The difference is mostly that in those types of games what you see as your character can become the fiction if you put it there, because before you do so there might be nothing there at all.

For example, for whatever reason you or another player has pulled the party into a scene at an outdoor market. You, in-character, decide that while you're here you're going to check out the lute-maker's stall to see if she's got anything particularly fine today. Congratulations - you just added a lute-maker's stall to this fictional marketplace by simply assuming its presence (you can do this as there's no obvious reason why such a stall would not exist in that place and thus no reason for any sort of roll) and declaring your action. Oh, and by the way you also just added the lute-maker herself and made her female. Carry on. :)

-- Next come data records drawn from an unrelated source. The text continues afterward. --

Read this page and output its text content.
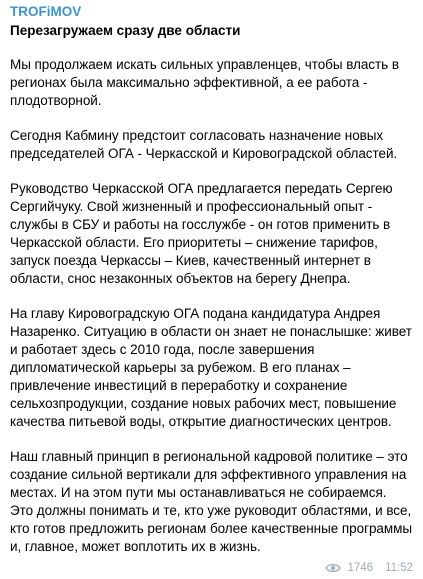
TROFiMOV
Перезагружаем сразу две области
Мы продолжаем искать сильных управленцев, чтобы власть в регионах была максимально эффективной, а ее работа - плодотворной.
Сегодня Кабмину предстоит согласовать назначение новых председателей ОГА - Черкасской и Кировоградской областей.
Руководство Черкасской ОГА предлагается передать Сергею Сергийчуку. Свой жизненный и профессиональный опыт - службы в СБУ и работы на госслужбе - он готов применить в Черкасской области. Его приоритеты – снижение тарифов, запуск поезда Черкассы – Киев, качественный интернет в области, снос незаконных объектов на берегу Днепра.
На главу Кировоградскую ОГА подана кандидатура Андрея Назаренко. Ситуацию в области он знает не понаслышке: живет и работает здесь с 2010 года, после завершения дипломатической карьеры за рубежом. В его планах – привлечение инвестиций в переработку и сохранение сельхозпродукции, создание новых рабочих мест, повышение качества питьевой воды, открытие диагностических центров.
Наш главный принцип в региональной кадровой политике – это создание сильной вертикали для эффективного управления на местах. И на этом пути мы останавливаться не собираемся. Это должны понимать и те, кто уже руководит областями, и все, кто готов предложить регионам более качественные программы и, главное, может воплотить их в жизнь.
1746 11:52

In the sort of game you or I might play, the GM would either know up-front whether or not there's such a stall in this particular market or would roll to determine on the fly if one exists.
 

Lanefan

Victoria Rules
Well when developing a character prior to campaign start, I work with players to come up with a backstory. A backstory that fits the world. The conflict would be if there were no gladiatorial schools. Maybe it's a frontier campaign without even cities. So developing a backstory is collaborative. Typically on names and such it's from the GM but on other details the GM will work those in if at all possible.

Now if this happens in game and comes completely out of nowhere, I don't believe your player is acting in character at that moment unless what he is telling the group is some delusion the character has developed that is not true. The DM may allow it of course but such a declaration is leaving character mode and entering authorial mode. So it's not in-character. A character cannot invent a real backstory for himself.
I disagree a little here. A character can't invent a backstory out of nothing, I'll give you that, but once there's a framework of a backstory I have no problem with the player fleshing it out.

An example: a PC I play has, as part of her DM-plus-random-determined background, done some time in the (Roman-equivalent) legions. That's all I got to work with; but I-as-player then expanded on that to say which legions she was in, who the commanders were, what rank I achieved (and how I then lost it!) and what my role was, and the vague timing around all this. All subject to DM veto, of course, but as yet he hasn't vetoed any of it and it sometimes gives me a nice foundation to roleplay from. :)
 

Imaro

Legend
Did these things happen in the game or not? I'm not understanding what you're trying to get at.
I'm not trying to get at anything, I am genuinely surprised this is considered authoring fiction since players in D&D make action declarations all the time and I was under the impression it was not viewed as a game where players had authorial control...
 

Ovinomancer

No flips for you!
I'm not trying to get at anything, I am genuinely surprised this is considered authoring fiction since players in D&D make action declarations all the time and I was under the impression it was not viewed as a game where players had authorial control...
Over anything except action declarations, yes. This has been a point so often that it's often elided -- the only authority a typical D&D player has is over their character build and their action declarations, but even this is subject to GM veto or override. Build choices are constrained by what the GM will allow, and action declarations often are policed for "metagaming" in many typical D&D games, so even this is no where near absolute.

But, yes, the players are putting things into the fiction with PC action declarations. Of course they are.